微生物燃料电池新型复合碳电极的制备及其增强产电性能的机制研究

发布时间：2018-03-20 10:52

  本文选题：原位修饰　切入点：石墨烯　出处：《江苏大学》2017年硕士论文　论文类型：学位论文

【摘要】：微生物燃料电池(Microbial fuel cells,MFCs)作为新型节能污水处理技术,能降解有机污染物并直接产生清洁电能,在污水处理、生物传感器、生态修复等领域有巨大的应用潜力。但是,成本高和输出功率低限制了MFCs实际应用。

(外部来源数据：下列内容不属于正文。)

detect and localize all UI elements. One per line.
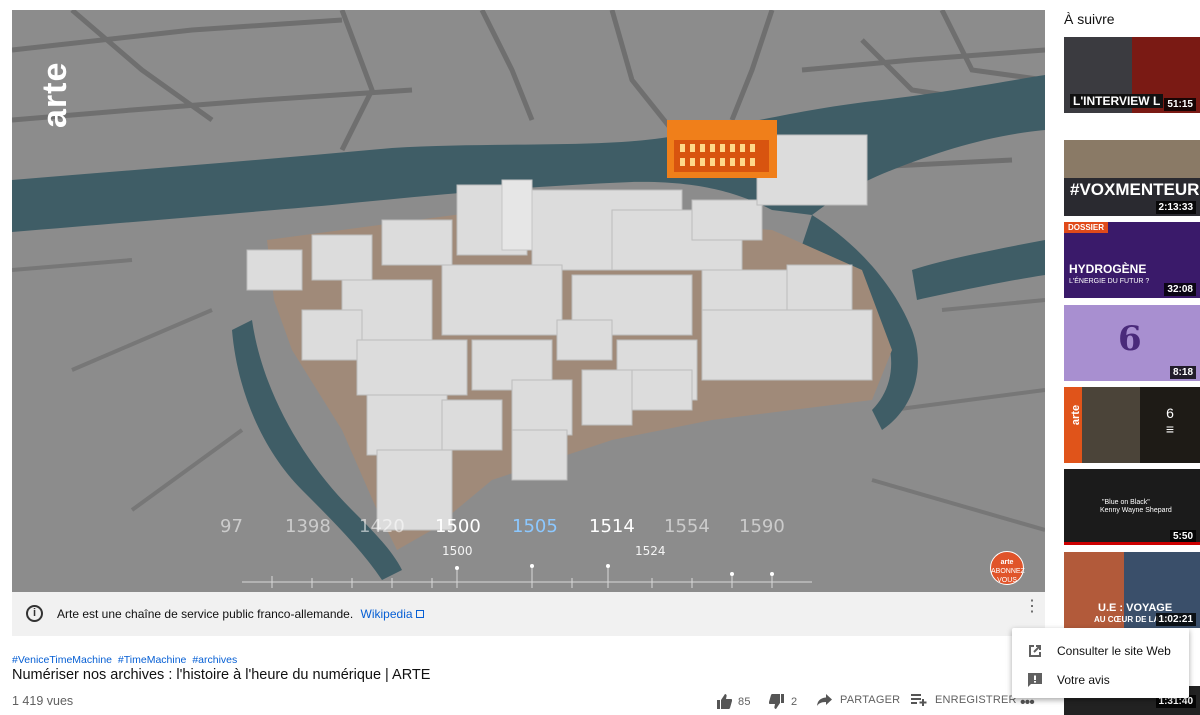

其主要瓶颈是电极材料成本高、制备方法复杂、电化学性能差。因此,开发制备方法简单、性能优异的新型电极成为推进MFCs实际应用的关键。复合碳电极是当前运用最为广泛的电极材料之一,但是存在制备方法复杂、加工耗时长、细胞与电极间作用机制不明确等问题,需要进一步改进和深入研究。本研究采用原位修饰方法分别制备了石墨烯原位修饰(GO)和聚苯胺原位修饰(PANI)的石墨纸复合电极,并开发了一步在石墨纸表面原位同时修饰石墨烯和聚苯胺的新方法,制备获得了石墨烯/聚苯胺修饰的复合石墨纸电极(GO/PANIOS)。本研究进一步对材料特性及其在MFCs中的产电性能进行了研究,并阐明了新型复合碳电极对MFCs产电性能的增强机制。研究结果总结如下:1)采用简单的电化学方法(外加10V直流电压)在石墨纸电极(GP)表面成功快速(4分钟)剥离形成石墨烯层,制备获得了GO电极。通过对MFCs性能比较发现,以GO电极为阳极的MFCs的最大功率密度相比GP电极提高了4.1倍。进一步研究发现,该原位修饰的石墨烯能提高电极的比表面积和润湿性,强化MFCs中产电微生物和电极材料间的直接电子传递过程,进而增强MFCs产电性能。2)采用化学氧化法,对GP电极进行了聚苯胺的缓慢低温原位聚合(12小时),制备了PANIchem电极;采用循环伏安法,以0.1 M硫酸和0.05 M苯胺混合液为电解液,利用三电极体系,在GP电极表面成功原位修饰了聚苯胺(20分钟),制备了PANICV电极。通过对MFCs性能比较研究发现,两种方法修饰的聚苯胺均能增强MFCs产电性能。进一步对MFCs电化学行为进行研究发现,该原位修饰的聚苯胺能提高电极的比表面积,并同步增强MFCs中产电微生物和电极间的直接和间接电子传递过程,进而增强MFCs产电性能。3)基于上述研究发现(原位修饰石墨烯和聚苯胺均能促进MFCs性能),本研究综合改进了石墨烯原位制备和聚苯胺修饰方法,开发了一种一步、原位在石墨纸电极表面快速(4分钟)修饰石墨烯/聚苯胺复合材料的新方法,成功在GP电极表面原位合成了石墨烯/聚苯胺复合材料,制备了GO/PANIOS电极。通过材料表征发现,聚苯胺是以相互交错的纳米丝结构附着于石墨烯上,并以部分氧化和导电状态存在。对相应MFCs性能进行研究发现,以GO/PANIOS电极为阳极MFCs的最大功率密度相比修饰前提高了22倍。进一步对MFCs电化学行为进行研究发现,该原位修饰的石墨烯/聚苯胺复合材料能提高电极比表面积和润湿性,并能协同促进MFCs中产电菌与电极间的直接和间接电子传递过程,进而增强MFCs的产电性能。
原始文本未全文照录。